Son yıllarda Batı Asya'da, Suudi Arabistan'ın dahil olduğu her yerde BAE'den de izlere rastlanmaktadır. Muhammed bin Selman'a ek olarak, Basım Abdullah'ın BAE'nin Veliaht Prensi Muhammed bin Zayed ile de yakın ilişkileri vardı. Ürdün'deki projelerini tamamladıktan sonra BAE'ye taşındı ve orada 2008'de Dubai Koleji Yönetim Konseyi'nin kamu yönetimi üyeliğine atandı. Avazullah daha sonra merkezi Dubai'de bulunan BAE'nin Tamuh Şirketinin genel müdürü oldu. Bu arada, Ürdün'deki darbede, özellikle Siyonist Rejim İsrail de suçlanmaktadır.
Son zamanlarda, Siyonist rejimin Ürdün Veliaht Prensinin kutsal yerleri ziyaret etmesini engellemesi ve sonuç olarak Ürdün'ün de semalarının üzerinden Binyamin Netanyahu'nun BAE'ye uçmasını engellemesi nedeniyle Siyonist rejim, BAE ve Ürdün arasında önemli bir gerilim ortaya çıktı. Ayrıca BAE ile Siyonist rejim arasında resmi ilişkilerin kurulması ve Riyad ile Tel Aviv arasındaki gayri resmi ilişkilerin artmasıyla Ürdün artık Siyonist rejim için eski önem ve konuma sahip değildi.

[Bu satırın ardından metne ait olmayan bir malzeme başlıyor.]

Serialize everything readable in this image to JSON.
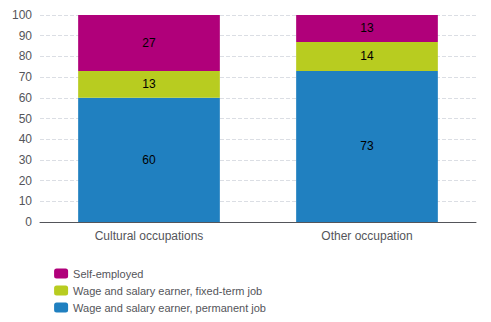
{
  "chart_data": {
    "type": "bar",
    "stacked": true,
    "categories": [
      "Cultural occupations",
      "Other occupation"
    ],
    "series": [
      {
        "name": "Wage and salary earner, permanent job",
        "color": "#2080c0",
        "values": [
          60,
          73
        ]
      },
      {
        "name": "Wage and salary earner, fixed-term job",
        "color": "#b8cc20",
        "values": [
          13,
          14
        ]
      },
      {
        "name": "Self-employed",
        "color": "#b0007a",
        "values": [
          27,
          13
        ]
      }
    ],
    "ylim": [
      0,
      100
    ],
    "yticks": [
      0,
      10,
      20,
      30,
      40,
      50,
      60,
      70,
      80,
      90,
      100
    ],
    "grid": true,
    "data_labels": true,
    "legend": "bottom"
  }
}
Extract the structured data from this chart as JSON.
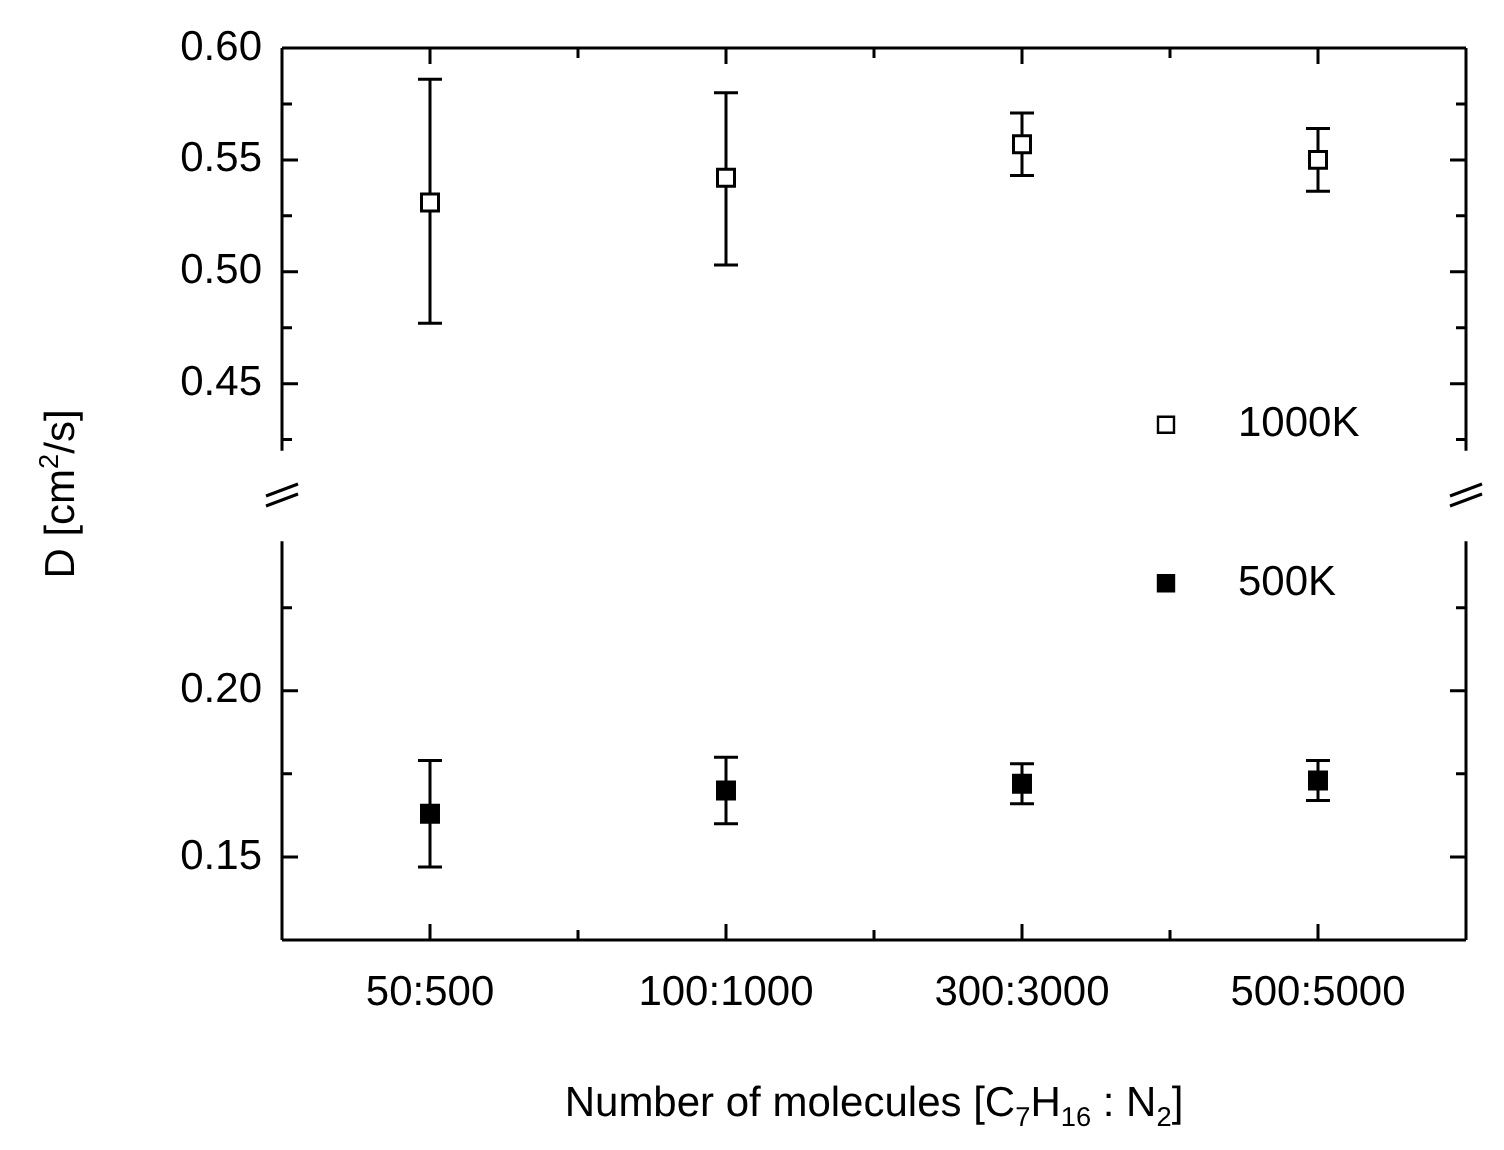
{
  "chart_data": [
    {
      "type": "scatter",
      "ylabel": "D [cm$^{2}$/s]",
      "categories": [
        null,
        null,
        null,
        null
      ],
      "series": [
        {
          "name": "1000K",
          "color": "#ffffff",
          "values": [
            0.531,
            0.542,
            0.557,
            0.55
          ],
          "errors": [
            [
              0.477,
              0.586
            ],
            [
              0.503,
              0.58
            ],
            [
              0.543,
              0.571
            ],
            [
              0.536,
              0.564
            ]
          ]
        }
      ],
      "ylim": [
        0.42,
        0.6
      ],
      "yticks": [
        {
          "value": 0.425,
          "label": null
        },
        {
          "value": 0.45,
          "label": "0.45"
        },
        {
          "value": 0.475,
          "label": null
        },
        {
          "value": 0.5,
          "label": "0.50"
        },
        {
          "value": 0.525,
          "label": null
        },
        {
          "value": 0.55,
          "label": "0.55"
        },
        {
          "value": 0.575,
          "label": null
        },
        {
          "value": 0.6,
          "label": "0.60"
        }
      ],
      "tick_labels": "y",
      "marker": "square",
      "legend": "bottom right",
      "grid": false
    },
    {
      "type": "scatter",
      "xlabel": "Number of molecules [C$_{7}$H$_{16}$ : N$_{2}$]",
      "categories": [
        "50:500",
        "100:1000",
        "300:3000",
        "500:5000"
      ],
      "series": [
        {
          "name": "500K",
          "color": "#000000",
          "values": [
            0.163,
            0.17,
            0.172,
            0.173
          ],
          "errors": [
            [
              0.147,
              0.179
            ],
            [
              0.16,
              0.18
            ],
            [
              0.166,
              0.178
            ],
            [
              0.167,
              0.179
            ]
          ]
        }
      ],
      "ylim": [
        0.125,
        0.245
      ],
      "yticks": [
        {
          "value": 0.15,
          "label": "0.15"
        },
        {
          "value": 0.175,
          "label": null
        },
        {
          "value": 0.2,
          "label": "0.20"
        },
        {
          "value": 0.225,
          "label": null
        }
      ],
      "marker": "square",
      "legend": "top right",
      "grid": false
    }
  ]
}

Siyonist rejim ve BAE de Ürdün darbesine karıştığını inkar etmesine ve hatta kınamasına rağmen, Ürdün'deki darbe Batı Asya'daki şeytani üçgenin, yani Suudi Arabistan, BAE ve Siyonist rejimin de planı sayılırdı.
Darbedeki yerli aktörlerin iktidarı değiştirip Prens Hamza bin Hüseyin'i üvey kardeşi İkinci Abdullah ile değiştirmekten başka niyeti yoktu. Bununla birlikte, yabancı aktörler birkaç önemli hedefi izlediler. İlk hedef, Ürdün'de Prens Hamza bin Hüseyin başkanlığında benzer fikirlere sahip bir hükümet kurmaktı. İkinci ve en önemli amaç, Yüzyılın Anlaşmasını yürütme sürecindeki bazı düğümlerin çözülmesine yardımcı olmaktı. Ürdün, yüzyılın anlaşmasına ve daha önceki planlara göre Filistinlilerin ikinci vatanı olarak lanse edilmişti. İkinci Kral Abdullah ise buna karşı çıkıp bunun uygulanmasına müsaade etmemişti.
Tanınmış Arap yazar ve analist olan Abdul Bari Atvan ise analizinde şöyle yazdı: "Fars Körfezi ülkelerinin işgalci rejim ile ilişkilerinin normalleştirilmesi anlaşmalarını destekleyen, adı Kudüs'te Siyonist yerleşimcilere arazi ve emlak satmakla anılan Basım Avazullah'ın tutuklanması farklı kesimlerden ve eğilimlerden olan çoğu Ürdünlüleri sevindirdi. Herkes sevinmese de çoğu insanlar sevindi. "
Gerçek şu ki Ürdün'de iktidarın aile yapısı ve prensler arasındaki ihtilaflar nedeniyle darbe zemini hazırlandı ve önümüzdeki yıllarda da böyle bir darbenin yapılması mümkün. Öte yandan Ürdün'de yönetici aile içinde yabancı aktörlerin desteklediği prensler var ve bu tür hareketler bu aktörlerin bilgisi ve desteği olmadan zaten yapılamaz. Nihayet darbenin başarısızlığı, Ürdün Kralı İkinci Abdullah'ın ülkenin askeri ve güvenlik kurumlarının desteğine sahip olduğunu da gösterdi.